At several times while I was a reporter in Canada, we were not allowed to run stories about a high profile trial in progress, only to have the newspapers and radio-TV in Buffalo, New York, on the other side of the river, report the story with no restraints.
Tomorrow the Israeli Broadcast Authority shuts down all but the Farsi shortwave service to the world.
Many of what ued to be major sources of factual news have closed their shot wave.
They are all on Internet and the sound quality is much better. But big brother government knows who is listening and also can shut it off with the flick of a switch.
Even with jamming, short wave programs somehow got through.
Let’s start a movement to get the BBC ( and other major international broadcasters, to bring back and keep short wae programs.

Comment from sjhoward (author of the post)

    00.28, 01/04/2008

JR – No chance of breaking your server, I’m sure your PHP is much more tightly written than my attempts!

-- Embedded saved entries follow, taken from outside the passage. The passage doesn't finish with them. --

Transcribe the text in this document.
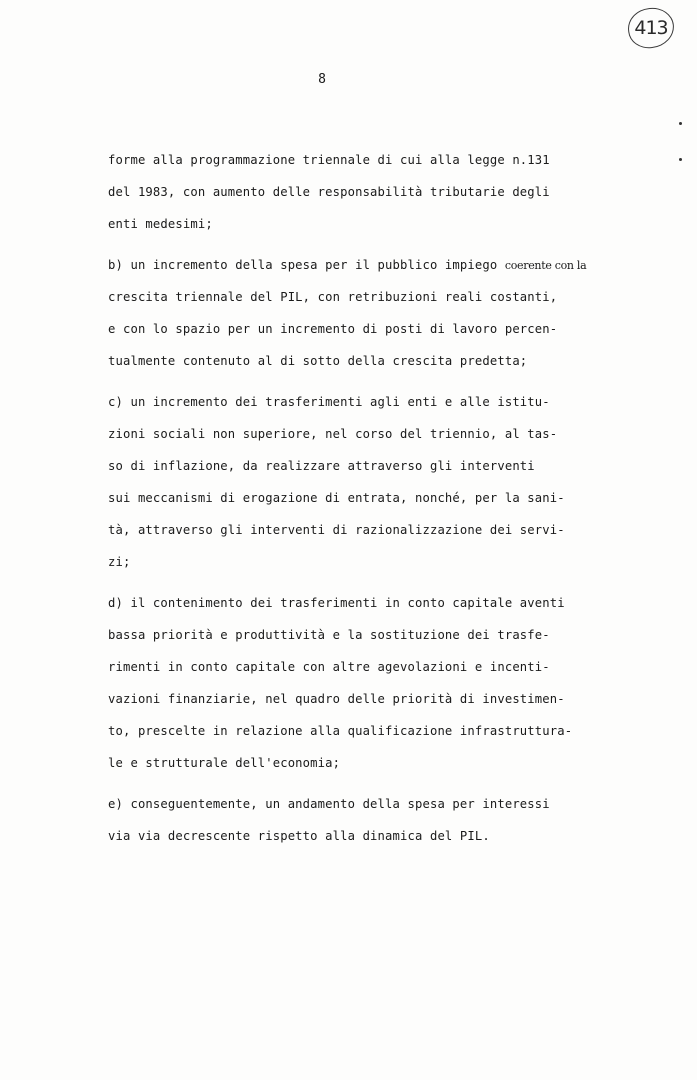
413
8
forme alla programmazione triennale di cui alla legge n.131
del 1983, con aumento delle responsabilità tributarie degli
enti medesimi;
b) un incremento della spesa per il pubblico impiego coerente con la
crescita triennale del PIL, con retribuzioni reali costanti,
e con lo spazio per un incremento di posti di lavoro percen-
tualmente contenuto al di sotto della crescita predetta;
c) un incremento dei trasferimenti agli enti e alle istitu-
zioni sociali non superiore, nel corso del triennio, al tas-
so di inflazione, da realizzare attraverso gli interventi
sui meccanismi di erogazione di entrata, nonché, per la sani-
tà, attraverso gli interventi di razionalizzazione dei servi-
zi;
d) il contenimento dei trasferimenti in conto capitale aventi
bassa priorità e produttività e la sostituzione dei trasfe-
rimenti in conto capitale con altre agevolazioni e incenti-
vazioni finanziarie, nel quadro delle priorità di investimen-
to, prescelte in relazione alla qualificazione infrastruttura-
le e strutturale dell'economia;
e) conseguentemente, un andamento della spesa per interessi
via via decrescente rispetto alla dinamica del PIL.
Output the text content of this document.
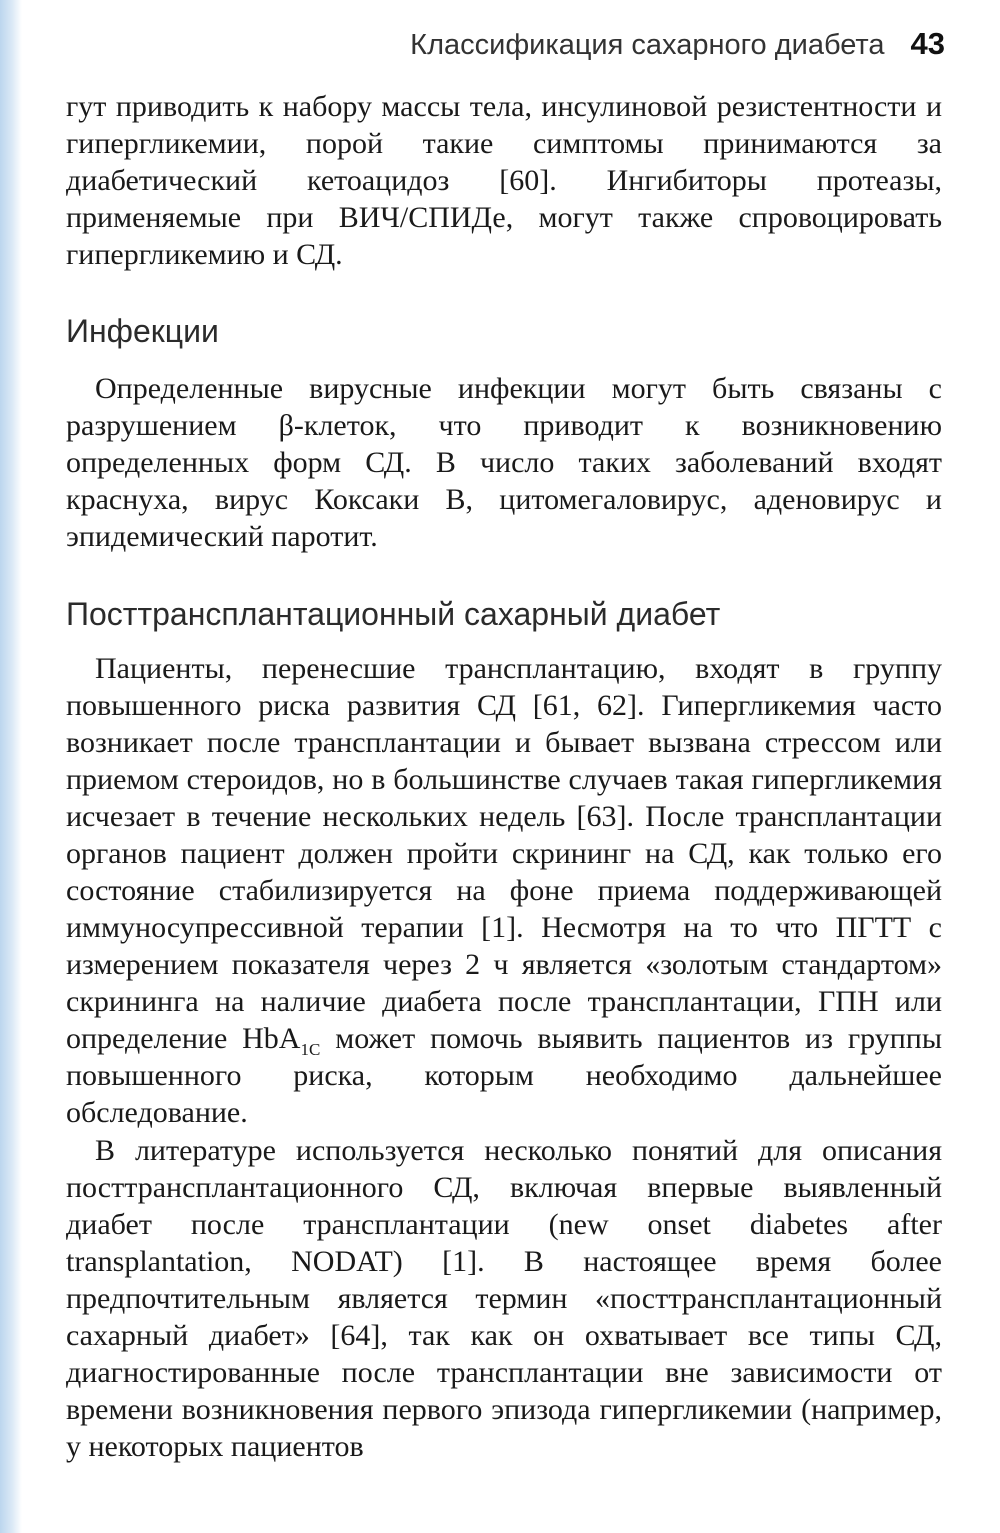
Классификация сахарного диабета 43

гут приводить к набору массы тела, инсулиновой резистентности и гипергликемии, порой такие симптомы принимаются за диабетический кетоацидоз [60]. Ингибиторы протеазы, применяемые при ВИЧ/СПИДе, могут также спровоцировать гипергликемию и СД.

Инфекции

Определенные вирусные инфекции могут быть связаны с разрушением β-клеток, что приводит к возникновению определенных форм СД. В число таких заболеваний входят краснуха, вирус Коксаки В, цитомегаловирус, аденовирус и эпидемический паротит.

Посттрансплантационный сахарный диабет

Пациенты, перенесшие трансплантацию, входят в группу повышенного риска развития СД [61, 62]. Гипергликемия часто возникает после трансплантации и бывает вызвана стрессом или приемом стероидов, но в большинстве случаев такая гипергликемия исчезает в течение нескольких недель [63]. После трансплантации органов пациент должен пройти скрининг на СД, как только его состояние стабилизируется на фоне приема поддерживающей иммуносупрессивной терапии [1]. Несмотря на то что ПГТТ с измерением показателя через 2 ч является «золотым стандартом» скрининга на наличие диабета после трансплантации, ГПН или определение HbA$_{1C}$ может помочь выявить пациентов из группы повышенного риска, которым необходимо дальнейшее обследование.

В литературе используется несколько понятий для описания посттрансплантационного СД, включая впервые выявленный диабет после трансплантации (new onset diabetes after transplantation, NODAT) [1]. В настоящее время более предпочтительным является термин «посттрансплантационный сахарный диабет» [64], так как он охватывает все типы СД, диагностированные после трансплантации вне зависимости от времени возникновения первого эпизода гипергликемии (например, у некоторых пациентов
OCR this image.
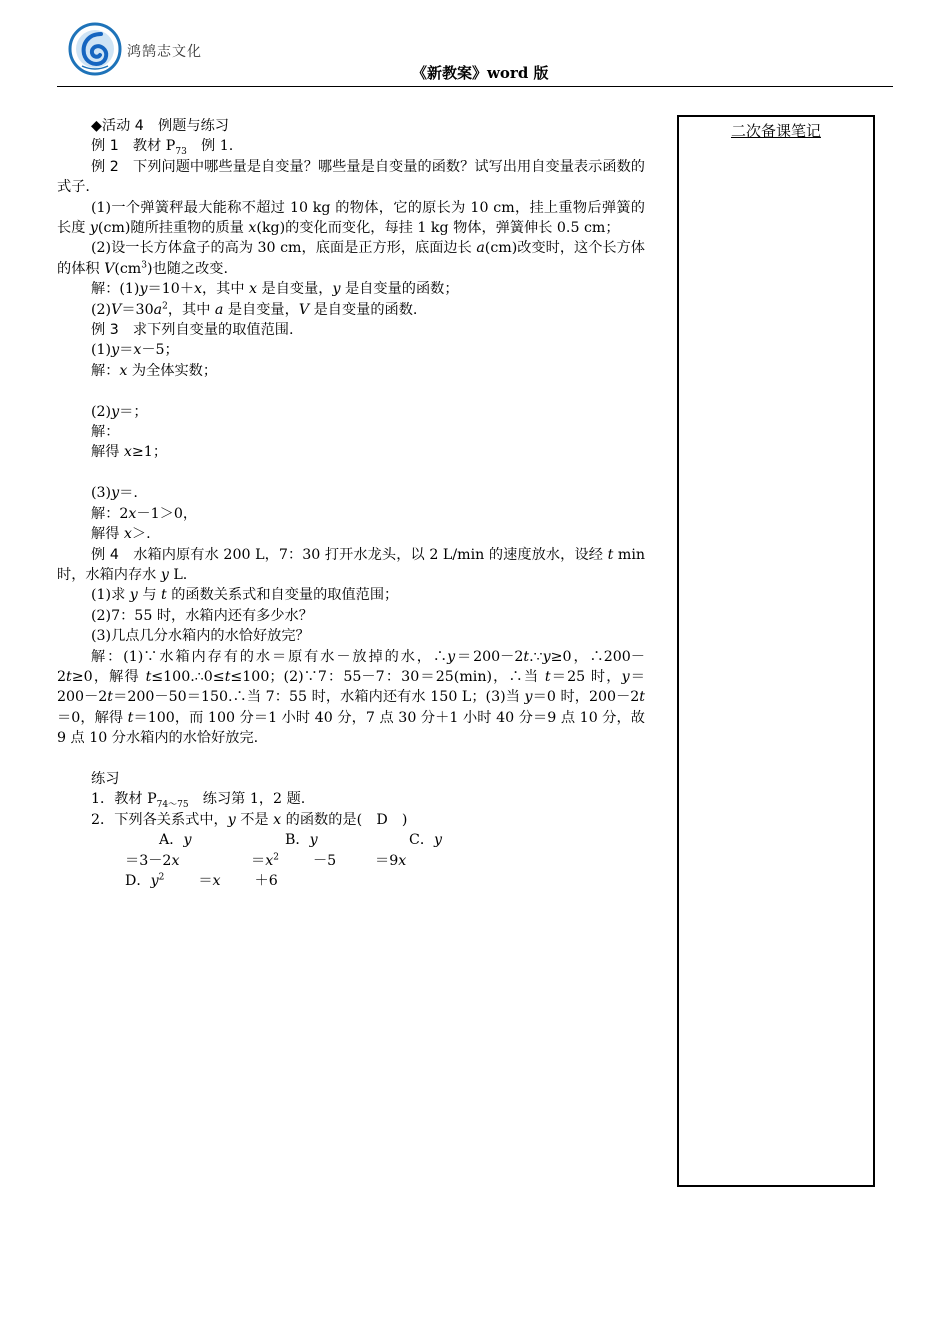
鸿鹄志文化
《新教案》word 版

◆活动 4　例题与练习

例 1　教材 $P_{73}$　例 1.

例 2　下列问题中哪些量是自变量？哪些量是自变量的函数？试写出用自变量表示函数的式子.

(1)一个弹簧秤最大能称不超过 10 kg 的物体，它的原长为 10 cm，挂上重物后弹簧的长度 y(cm)随所挂重物的质量 x(kg)的变化而变化，每挂 1 kg 物体，弹簧伸长 0.5 cm；

(2)设一长方体盒子的高为 30 cm，底面是正方形，底面边长 a(cm)改变时，这个长方体的体积 $V(cm^3)$也随之改变.

解：(1)y＝10＋x，其中 x 是自变量，y 是自变量的函数；

$(2)V=30a^2$，其中 a 是自变量，V 是自变量的函数.

例 3　求下列自变量的取值范围.

(1)y＝x－5；

解：x 为全体实数；

(2)y＝；

解：

解得 x≥1；

(3)y＝.

解：2x－1＞0，

解得 x＞.

例 4　水箱内原有水 200 L，7：30 打开水龙头，以 2 L/min 的速度放水，设经 t min 时，水箱内存水 y L.

(1)求 y 与 t 的函数关系式和自变量的取值范围；

(2)7：55 时，水箱内还有多少水？

(3)几点几分水箱内的水恰好放完？

解：(1)∵水箱内存有的水＝原有水－放掉的水，∴y＝200－2t.∵y≥0，∴200－2t≥0，解得 t≤100.∴0≤t≤100；(2)∵7：55－7：30＝25(min)，∴当 t＝25 时，y＝200－2t＝200－50＝150.∴当 7：55 时，水箱内还有水 150 L；(3)当 y＝0 时，200－2t＝0，解得 t＝100，而 100 分＝1 小时 40 分，7 点 30 分＋1 小时 40 分＝9 点 10 分，故 9 点 10 分水箱内的水恰好放完.

练习

1．教材 $P_{74\sim 75}$　练习第 1，2 题.

2．下列各关系式中，y 不是 x 的函数的是(　D　)

A．y＝3－2xB．$y=x^2 -5C$．y＝9xD．$y^2 =x +6$

二次备课笔记
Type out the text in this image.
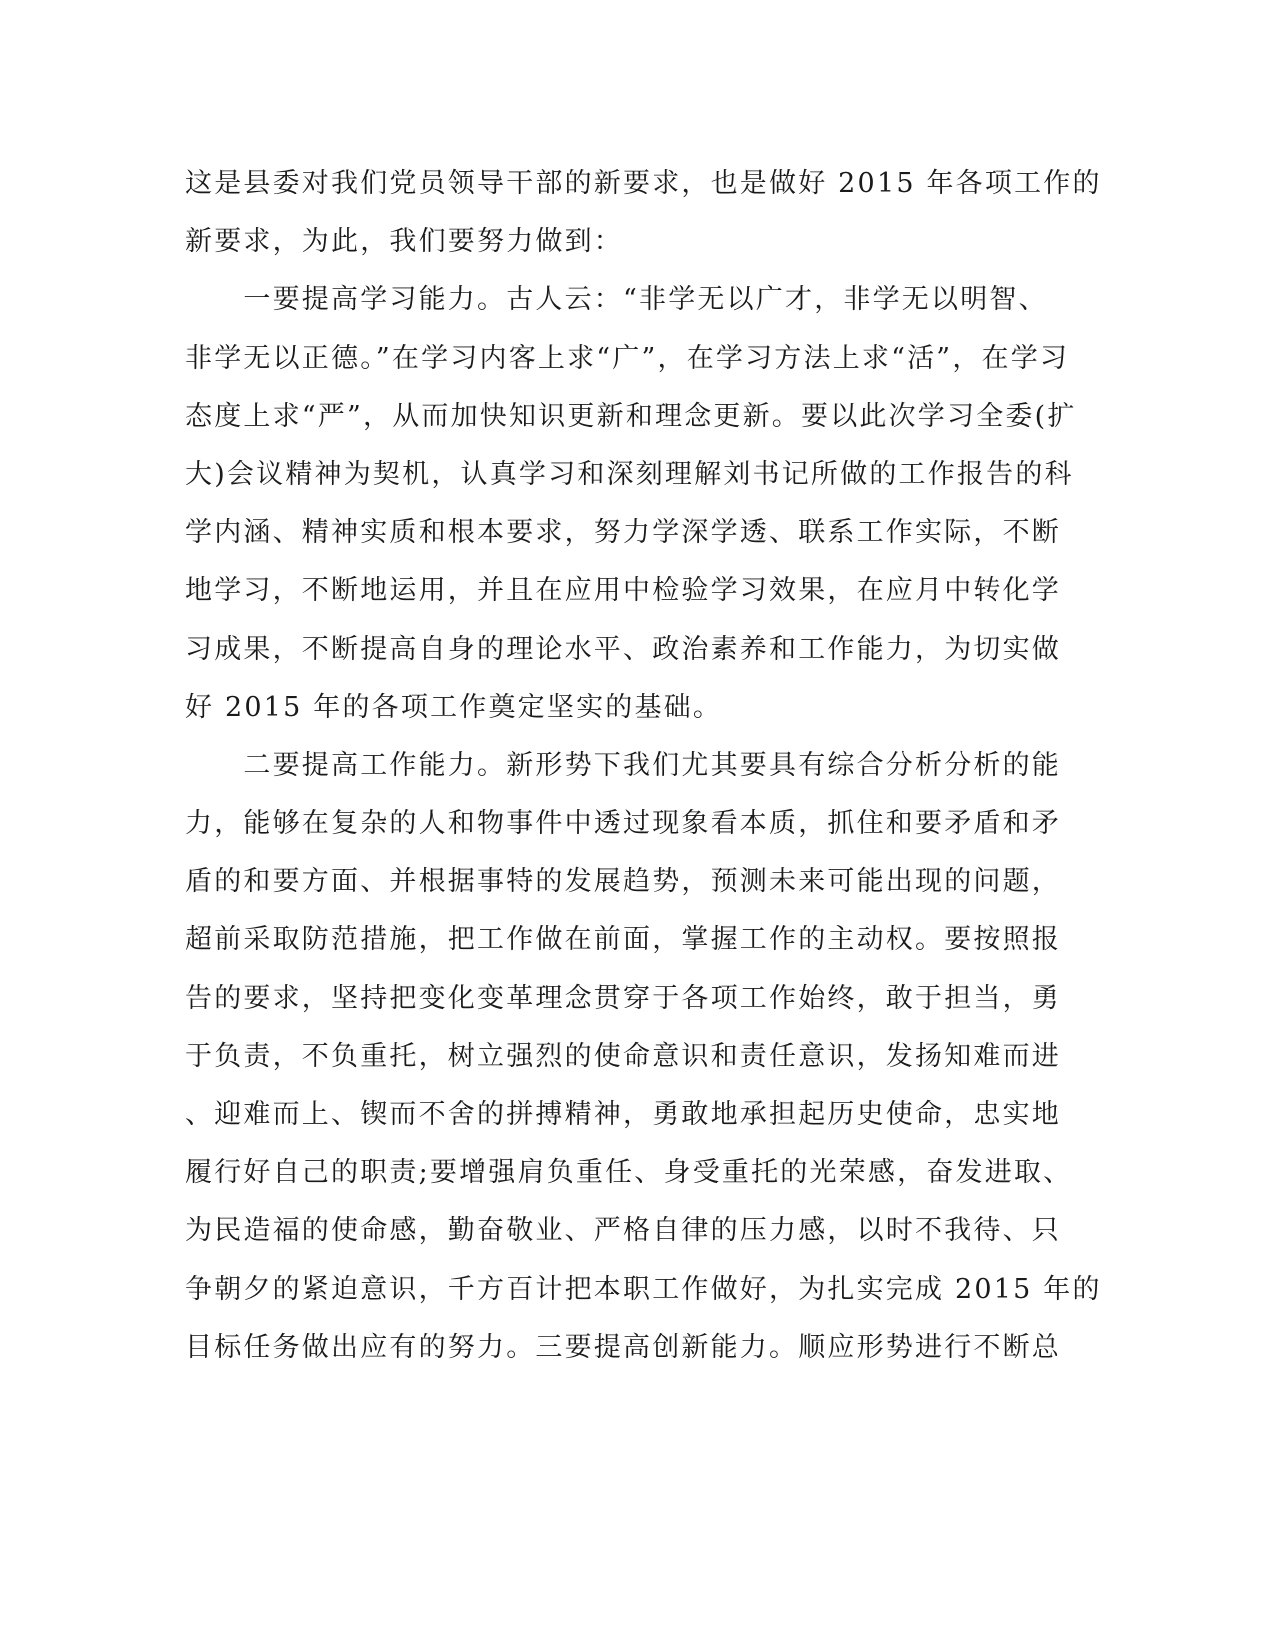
这是县委对我们党员领导干部的新要求，也是做好 2015 年各项工作的
新要求，为此，我们要努力做到：
　　一要提高学习能力。古人云：“非学无以广才，非学无以明智、
非学无以正德。”在学习内客上求“广”，在学习方法上求“活”，在学习
态度上求“严”，从而加快知识更新和理念更新。要以此次学习全委(扩
大)会议精神为契机，认真学习和深刻理解刘书记所做的工作报告的科
学内涵、精神实质和根本要求，努力学深学透、联系工作实际，不断
地学习，不断地运用，并且在应用中检验学习效果，在应月中转化学
习成果，不断提高自身的理论水平、政治素养和工作能力，为切实做
好 2015 年的各项工作奠定坚实的基础。
　　二要提高工作能力。新形势下我们尤其要具有综合分析分析的能
力，能够在复杂的人和物事件中透过现象看本质，抓住和要矛盾和矛
盾的和要方面、并根据事特的发展趋势，预测未来可能出现的问题，
超前采取防范措施，把工作做在前面，掌握工作的主动权。要按照报
告的要求，坚持把变化变革理念贯穿于各项工作始终，敢于担当，勇
于负责，不负重托，树立强烈的使命意识和责任意识，发扬知难而进
、迎难而上、锲而不舍的拼搏精神，勇敢地承担起历史使命，忠实地
履行好自己的职责;要增强肩负重任、身受重托的光荣感，奋发进取、
为民造福的使命感，勤奋敬业、严格自律的压力感，以时不我待、只
争朝夕的紧迫意识，千方百计把本职工作做好，为扎实完成 2015 年的
目标任务做出应有的努力。三要提高创新能力。顺应形势进行不断总
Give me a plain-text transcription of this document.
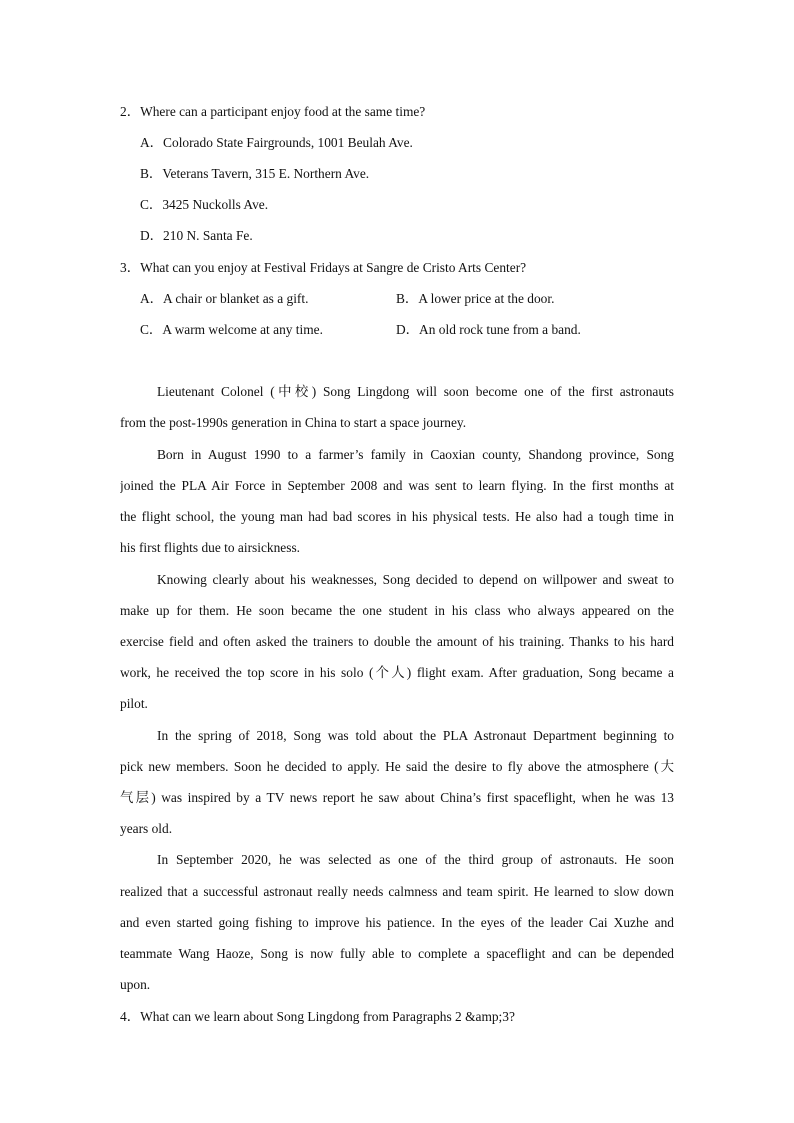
2．Where can a participant enjoy food at the same time?
A．Colorado State Fairgrounds, 1001 Beulah Ave.
B．Veterans Tavern, 315 E. Northern Ave.
C．3425 Nuckolls Ave.
D．210 N. Santa Fe.
3．What can you enjoy at Festival Fridays at Sangre de Cristo Arts Center?
A．A chair or blanket as a gift.	B．A lower price at the door.
C．A warm welcome at any time.	D．An old rock tune from a band.
Lieutenant Colonel (中校) Song Lingdong will soon become one of the first astronauts
from the post-1990s generation in China to start a space journey.
Born in August 1990 to a farmer’s family in Caoxian county, Shandong province, Song
joined the PLA Air Force in September 2008 and was sent to learn flying. In the first months at
the flight school, the young man had bad scores in his physical tests. He also had a tough time in
his first flights due to airsickness.
Knowing clearly about his weaknesses, Song decided to depend on willpower and sweat to
make up for them. He soon became the one student in his class who always appeared on the
exercise field and often asked the trainers to double the amount of his training. Thanks to his hard
work, he received the top score in his solo (个人) flight exam. After graduation, Song became a
pilot.
In the spring of 2018, Song was told about the PLA Astronaut Department beginning to
pick new members. Soon he decided to apply. He said the desire to fly above the atmosphere (大
气层) was inspired by a TV news report he saw about China’s first spaceflight, when he was 13
years old.
In September 2020, he was selected as one of the third group of astronauts. He soon
realized that a successful astronaut really needs calmness and team spirit. He learned to slow down
and even started going fishing to improve his patience. In the eyes of the leader Cai Xuzhe and
teammate Wang Haoze, Song is now fully able to complete a spaceflight and can be depended
upon.
4．What can we learn about Song Lingdong from Paragraphs 2 &amp;3?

Mort – I’m not sure this is quite right for shortwave radio… Though some years ago I did present a documentary for national BBC Radio, and apparently have an excellent radio voice, so the sound quality of SW would no doubt make me sound even more fantastic 😉 I can’t say the shutting down of SW is something I’m overly familiar with – why is it happening? Just presumed lack of usage / a money-saving exercise?

Comment from Mort Karman

    01.44, 01/04/2008

Shortwave listening began shortly before WW II when the Allies and Axis built powerful transmitters to enable their messages to be heard around the world.
In addition to the famous BBC news broadcasts to the allied troops and the people in the captive countries, the Axis powers had the likes of Tokyo Rose, Lord Hawhaw, and Axis Sally, to name a few.
Many people listened to both sides in an effort to get some idea of where their loved ones were serving or how the war was going.
With the close of the second world war came the cold war and it was Radio moscow and the various Eastern Block countries vs. BBC,VOA and the other western broadcasters.
Again, this all made for interesting programs and many people listened.
During the Viet Nam War era modern electronics and television in almost every home in the industrialized nations combined to make us want a more visual media.
More and more people got their news and shows on television and all forms of radio lost audience.
With Internet came the ability for the shortwave broadcasters to send their programs to the computers of the world.
If you already had a computer it was no longer necessary to also have an expensive shortwave radio, and the sound quality was better.
Governments noticed this and found it was cheaper to provide their programs via Internet. More and more major international broadcasters vastly cut or shut down their shortwave services.
People tend to go the easiest route.
They forget that with the many advantages of Internet, come disadvantages.
Big Brother government can tell what sit you are listening to or viewing. They can also block sites they don’t want you to have access to.
Of course, they will not sell it to the public this way.They say the dwindling number who listen via shortwave make it more economical to spend the broadcasting budget on Internet.
So government is able to save money on the cost of electricity for the transmitters to send shortwave signals and control, if necessary, what the citizenry listen to.
The present situation is a win win-for big government.